Il motivo è inammissibile e comunque privo di fondamento in quanto mira ad una revisione del giudizio di merito da parte di questa Corte di legittimità in relazione alla decorrenza della prestazione assistenziale, correttamente fissata dal giudice competente e con adeguata motivazione, alla stregua della valutazione medico legale espressa del consulente tecnico. A nulla può rilevare nè se in sede amministrativa la prestazione fosse stata riconosciuta con decorrenza dal 30.9.2003 (posto che si discute della pretesa ad una decorrenza anteriore); né se nel fascicolo di primo grado sarebbero stati presenti "numerosi certificati e cartelle cliniche dell'anno 1997 in poi", trattandosi di doglianza generica e di documentazione già esaminata dal ctu; e qui richiamata per esprimere un mero dissenso diagnostico, peraltro sollevato senza trascrivere nel ricorso neppure i passaggi salienti e non condivisi della stessa relazione peritale.

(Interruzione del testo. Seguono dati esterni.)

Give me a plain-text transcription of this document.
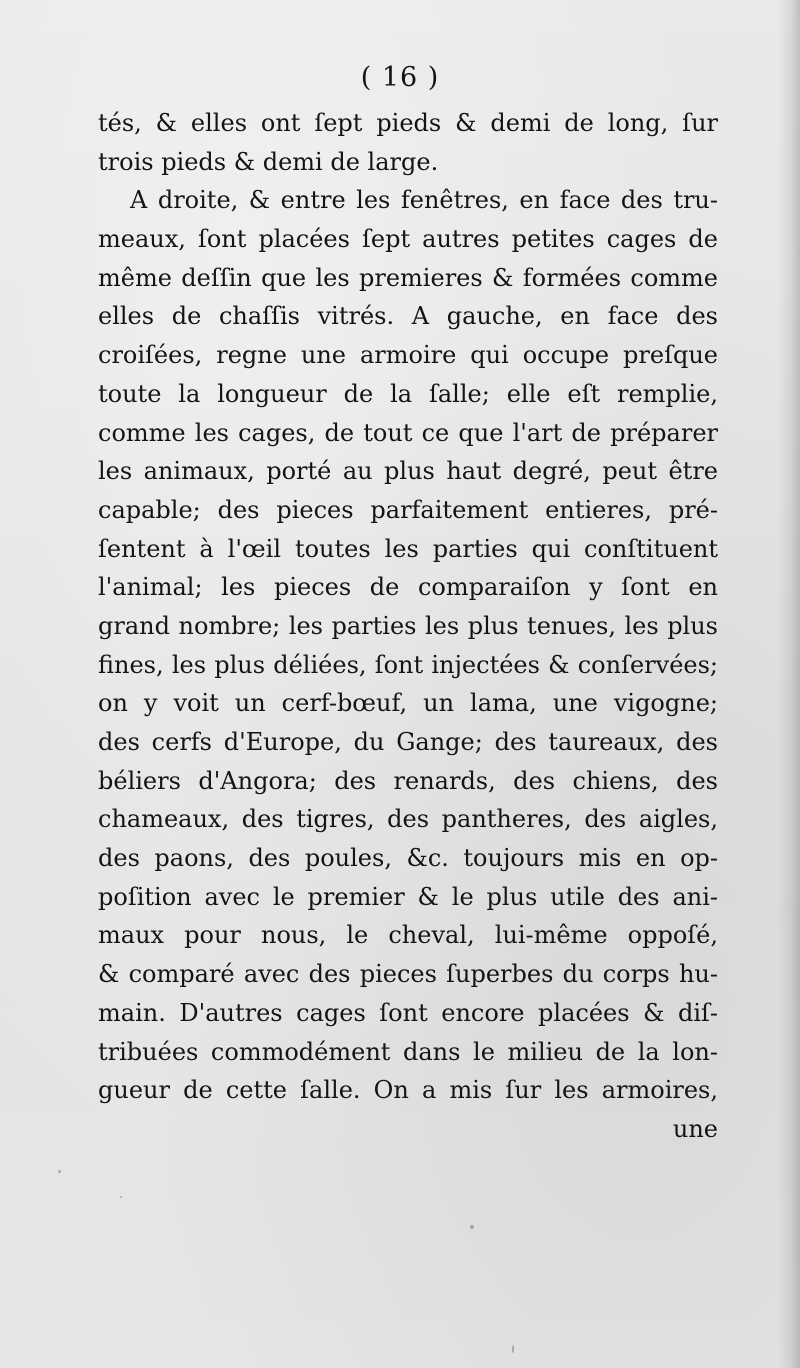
( 16 )
tés, & elles ont ſept pieds & demi de long, ſur
trois pieds & demi de large.
A droite, & entre les fenêtres, en face des tru-
meaux, ſont placées ſept autres petites cages de
même deſſin que les premieres & formées comme
elles de chaſſis vitrés. A gauche, en face des
croiſées, regne une armoire qui occupe preſque
toute la longueur de la ſalle; elle eſt remplie,
comme les cages, de tout ce que l'art de préparer
les animaux, porté au plus haut degré, peut être
capable; des pieces parfaitement entieres, pré-
ſentent à l'œil toutes les parties qui conſtituent
l'animal; les pieces de comparaiſon y ſont en
grand nombre; les parties les plus tenues, les plus
fines, les plus déliées, ſont injectées & conſervées;
on y voit un cerf-bœuf, un lama, une vigogne;
des cerfs d'Europe, du Gange; des taureaux, des
béliers d'Angora; des renards, des chiens, des
chameaux, des tigres, des pantheres, des aigles,
des paons, des poules, &c. toujours mis en op-
poſition avec le premier & le plus utile des ani-
maux pour nous, le cheval, lui-même oppoſé,
& comparé avec des pieces ſuperbes du corps hu-
main. D'autres cages ſont encore placées & diſ-
tribuées commodément dans le milieu de la lon-
gueur de cette ſalle. On a mis ſur les armoires,
une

2. Con il secondo motivo il ricorso deduce violazione, falsa ed errata applicazione dell'art. 421 c.p.c., in relazione all'art. 360 n. 3 c.p.c., in quanto la documentazione la cui produzione era stata ritenuta preclusa dal giudice d'appello non era nuova essendo stata quanto meno esibita al ctu nel corso dell'operazioni peritali; e comunque perché avrebbe dovuto essere acquisita d'ufficio dal giudice, pur in presenza di decadenze e preclusioni già verificatesi, in base al proprio potere-dovere ex art. 421 c.p.c. da esercitarsi motivatamente allo scopo di coniugare il sistema delle preclusioni, ispirato al principio dispositivo, con la ricerca della verità materiale.

3. Con il terzo motivo il ricorso denuncia violazione, falsa ed errata applicazione dell'art. 437 c.p.c. in relazione all'art. 360 n. 3 c.p.c. per le stesse ragioni di cui sopra.

I tre motivi possono esaminarsi congiuntamente in quanto connessi.

Essi risultano inammissibili e comunque infondati. Anzitutto parte ricorrente omette di indicare da dove risulti che la documentazione in questione fosse stata esibita al ctu, mentre il giudice di appello ha correttamente negato la circostanza rilevando che essa non risultasse prodotta in primo grado (non essendo indicata né nel ricorso di primo grado, né nell'indice del fascicolo di primo grado dove erano specificati altri atti) ed affermando per contro che fosse stata prodotta tardivamente nel giudizio di secondo grado.

La censure omettono inoltre di riportare in ricorso il contenuto dei pretesi documenti da cui risulti l'indispensabilità della loro ammissione ai fini della decisione, essendo tale requisito necessario oltre che per il rispetto dovuto al principio di autosufficienza del ricorso per cassazione (nei termini declinati da questa Corte fin dalla sentenza 5656/1986 ed ora accolto nell'art. 366 n. 6 e nell'art. 369 n. 4 c.p.c.); anche per valutare l'esistenza dei presupposti per il corretto esercizio del potere officioso di acquisizione della prova ex art.421 c.p.c. il quale va coniugato in appello con quello d'indispensabilità della prova ai fini della decisione della causa, in base a quanto previsto dall'art. 437 c.p.c.; e sempre che il relativo potere venga esercitato in relazione a fatti allegati ed emersi dal processo a seguito di contraddittorio tra le parti (S.U. sentenza n.8202 del 2005); evenienza quest'ultima che le rilevate carenze, contenute nel ricorso, non consentono neppure di verificare.

3. Le considerazioni sin qui svolte impongono dunque di rigettare il ricorso e di condannare i ricorrenti alla rifusione delle spese del giudizio di legittimità.

 

P.Q.M.

 

Rigetta il ricorso e condanna i ricorrenti alla rifusione delle spese del giudizio di legittimità che liquida in € 2100, di cui € 2000 per compensi professionali, oltre al 15% di spese generali e agli accessori di legge.